Despite the criticism, some shareholders remain loyal to Steiner, citing his instrumental role in Ocado’s development. The company’s recent performance, however, has left many divided. While Steiner’s vision helped Ocado establish itself as a technological leader, the recent share price drop and operational challenges have sparked calls for a reevaluation of executive pay. The High Pay Centre’s analysis emphasizes that the £94m in payouts since 2010 highlights a system where leaders can accumulate massive rewards even during periods of underperformance.
As the board weighs its options, the potential exit of Steiner adds uncertainty to Ocado’s future. The company’s valuation has more than doubled since its flotation, yet its shares have lost over 90% of their value in the past five years. This discrepancy underscores the complex relationship between executive compensation and shareholder returns. The recent outreach to Heuveldop suggests that Ocado is actively seeking a new direction, but the transition may not be straightforward. The board’s decision to initiate succession planning without Steiner’s input has raised questions about transparency and fairness in the process.

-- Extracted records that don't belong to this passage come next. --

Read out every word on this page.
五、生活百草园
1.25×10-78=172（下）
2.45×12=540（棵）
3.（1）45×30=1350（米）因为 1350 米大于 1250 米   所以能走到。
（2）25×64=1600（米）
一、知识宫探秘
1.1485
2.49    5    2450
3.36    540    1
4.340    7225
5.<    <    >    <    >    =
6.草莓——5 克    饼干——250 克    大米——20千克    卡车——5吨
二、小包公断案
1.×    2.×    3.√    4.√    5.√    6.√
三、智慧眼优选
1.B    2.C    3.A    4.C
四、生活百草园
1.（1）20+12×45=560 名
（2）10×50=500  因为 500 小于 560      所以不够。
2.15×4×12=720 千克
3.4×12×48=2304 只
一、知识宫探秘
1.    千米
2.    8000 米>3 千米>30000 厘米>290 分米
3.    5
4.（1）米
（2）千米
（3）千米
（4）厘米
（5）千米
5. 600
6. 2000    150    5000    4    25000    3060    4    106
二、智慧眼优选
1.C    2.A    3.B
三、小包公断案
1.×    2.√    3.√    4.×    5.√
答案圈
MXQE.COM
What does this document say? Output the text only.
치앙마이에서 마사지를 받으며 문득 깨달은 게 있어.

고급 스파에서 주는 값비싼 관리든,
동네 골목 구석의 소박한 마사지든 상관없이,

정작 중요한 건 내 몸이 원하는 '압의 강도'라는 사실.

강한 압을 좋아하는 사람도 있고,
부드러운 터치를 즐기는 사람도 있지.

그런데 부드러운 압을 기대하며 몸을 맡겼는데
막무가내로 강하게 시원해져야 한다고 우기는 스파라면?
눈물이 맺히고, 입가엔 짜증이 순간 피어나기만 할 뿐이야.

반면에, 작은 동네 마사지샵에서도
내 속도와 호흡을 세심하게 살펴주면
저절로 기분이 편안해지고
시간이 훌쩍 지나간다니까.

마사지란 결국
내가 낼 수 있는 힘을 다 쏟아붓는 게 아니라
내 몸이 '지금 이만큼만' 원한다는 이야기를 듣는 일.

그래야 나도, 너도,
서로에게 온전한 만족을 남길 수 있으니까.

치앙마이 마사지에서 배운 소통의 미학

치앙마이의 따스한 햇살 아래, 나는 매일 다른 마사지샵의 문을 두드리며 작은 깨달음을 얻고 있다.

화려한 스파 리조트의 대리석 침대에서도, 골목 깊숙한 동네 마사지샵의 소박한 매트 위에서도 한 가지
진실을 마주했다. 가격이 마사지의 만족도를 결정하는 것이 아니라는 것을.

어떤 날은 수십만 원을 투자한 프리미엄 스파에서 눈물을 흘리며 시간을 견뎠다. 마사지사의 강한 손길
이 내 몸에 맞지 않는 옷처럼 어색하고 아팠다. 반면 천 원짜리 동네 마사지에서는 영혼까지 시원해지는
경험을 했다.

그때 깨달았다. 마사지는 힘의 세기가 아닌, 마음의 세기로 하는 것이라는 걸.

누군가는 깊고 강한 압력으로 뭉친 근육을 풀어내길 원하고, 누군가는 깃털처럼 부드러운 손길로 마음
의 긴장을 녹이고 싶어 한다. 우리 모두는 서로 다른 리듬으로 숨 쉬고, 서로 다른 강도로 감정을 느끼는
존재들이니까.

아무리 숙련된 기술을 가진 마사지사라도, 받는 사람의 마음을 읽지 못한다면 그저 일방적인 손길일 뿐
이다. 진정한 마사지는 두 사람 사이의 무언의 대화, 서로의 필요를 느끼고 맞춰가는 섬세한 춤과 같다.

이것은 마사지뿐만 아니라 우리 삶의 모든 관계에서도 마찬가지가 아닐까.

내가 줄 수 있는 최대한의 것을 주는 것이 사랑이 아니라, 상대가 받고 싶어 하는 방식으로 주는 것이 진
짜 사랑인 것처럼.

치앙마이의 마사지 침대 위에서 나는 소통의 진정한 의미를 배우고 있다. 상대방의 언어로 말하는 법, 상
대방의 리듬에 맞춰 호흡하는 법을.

For now, the debate continues. While Steiner’s achievements are acknowledged, the timing of his pay raises and the company’s current financial state have brought his compensation under fire. The High Pay Centre and other advocacy groups argue that the pay-setting framework lacks accountability, allowing executives to secure substantial rewards even when the company’s performance falls short. As Ocado’s shares continue to trade below their 2010 level, the question remains: is Steiner’s pay justified, or does it signal a need for structural change in how executive compensation is determined?
Industry observers suggest that the board’s move to explore alternatives reflects a strategic reassessment. With Warby at the helm, the company may be positioning itself for a new era, but the decision to target Steiner’s leadership could have long-term implications. The High Pay Centre’s report serves as a reminder that executive pay in the UK often diverges from traditional performance metrics, favoring long-term incentives over short-term results. As the shareholder vote looms, the outcome could shape not only Ocado’s future but also the broader conversation about executive compensation in the tech sector.